Bogor – Jendela Bogor
Sejumlah warga di sekitar kawasan Wisata Alam Tenjolaya Park (Kabupaten Bogor) menyampaikan keluhan terkait tata kelola destinasi wisata yang dinilai berdampak pada lingkungan sekitar. Permasalahan utama yang disorot warga meliputi krisis akses sumber air bersih, penanganan sampah yang kurang maksimal, hingga hilangnya sumber pendapatan keluarga dari pemanfaatan limbah botol dan gelas bekas.
Menurut keterangan sejumlah warga, aktivitas memungut botol dan gelas bekas air mineral yang sebelumnya diperbolehkan kini tidak lagi dapat dilakukan. Beberapa warga bahkan mengaku pernah mendapatkan teguran hingga perlakuan yang dianggap kurang nyaman saat berada di sekitar area wisata.
Selain itu, masyarakat juga menyoroti akses terhadap sumber mata air Curug yang selama bertahun-tahun dimanfaatkan untuk kebutuhan sehari-hari. Warga mengaku saat ini mengalami kesulitan dalam memperoleh akses air bersih setelah kawasan tersebut berada dalam pengelolaan tempat wisata.
Persoalan lain yang menjadi perhatian adalah sistem pengelolaan sampah.
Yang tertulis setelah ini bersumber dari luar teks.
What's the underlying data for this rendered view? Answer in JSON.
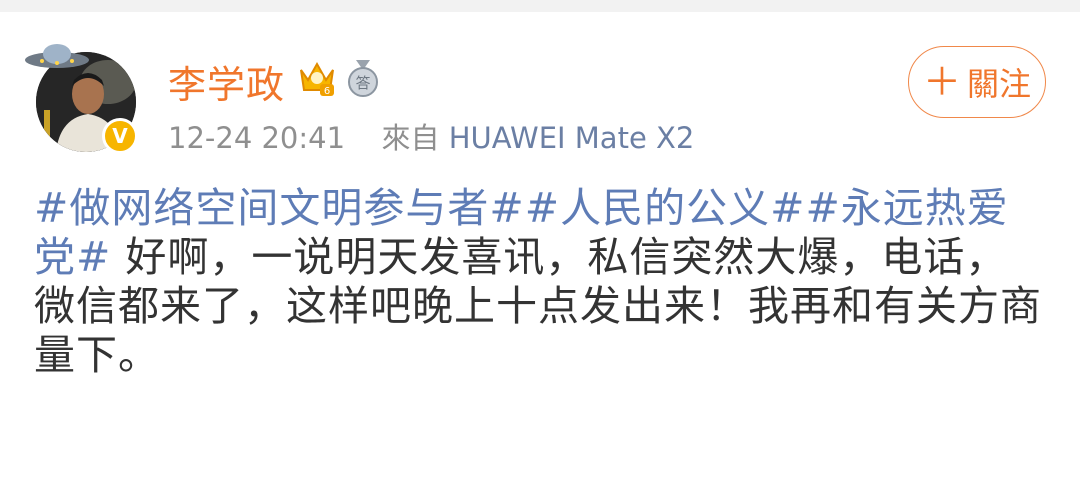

Warga menilai lokasi penampungan sampah yang berada di dekat aliran sungai berpotensi menimbulkan dampak lingkungan apabila tidak dikelola secara maksimal. Mereka khawatir apabila terjadi kerusakan pada tembok penahan, sampah dapat terbawa arus dan mencemari lingkungan sekitar.
Masyarakat berharap pihak pengelola Alam Tenjolaya Park bersama pemerintah desa dan instansi terkait dapat melakukan peninjauan langsung terhadap kondisi yang dikeluhkan warga. Mereka menginginkan adanya solusi yang adil, mengutamakan kelestarian lingkungan, serta tetap memperhatikan kesejahteraan masyarakat sekitar.
Hingga berita ini diterbitkan, pihak pengelola Alam Tenjolaya Park belum memberikan keterangan resmi terkait berbagai keluhan yang disampaikan oleh warga. Media ini tetap membuka ruang hak jawab dan klarifikasi dari pihak terkait guna menjaga prinsip keberimbangan dalam pemberitaan.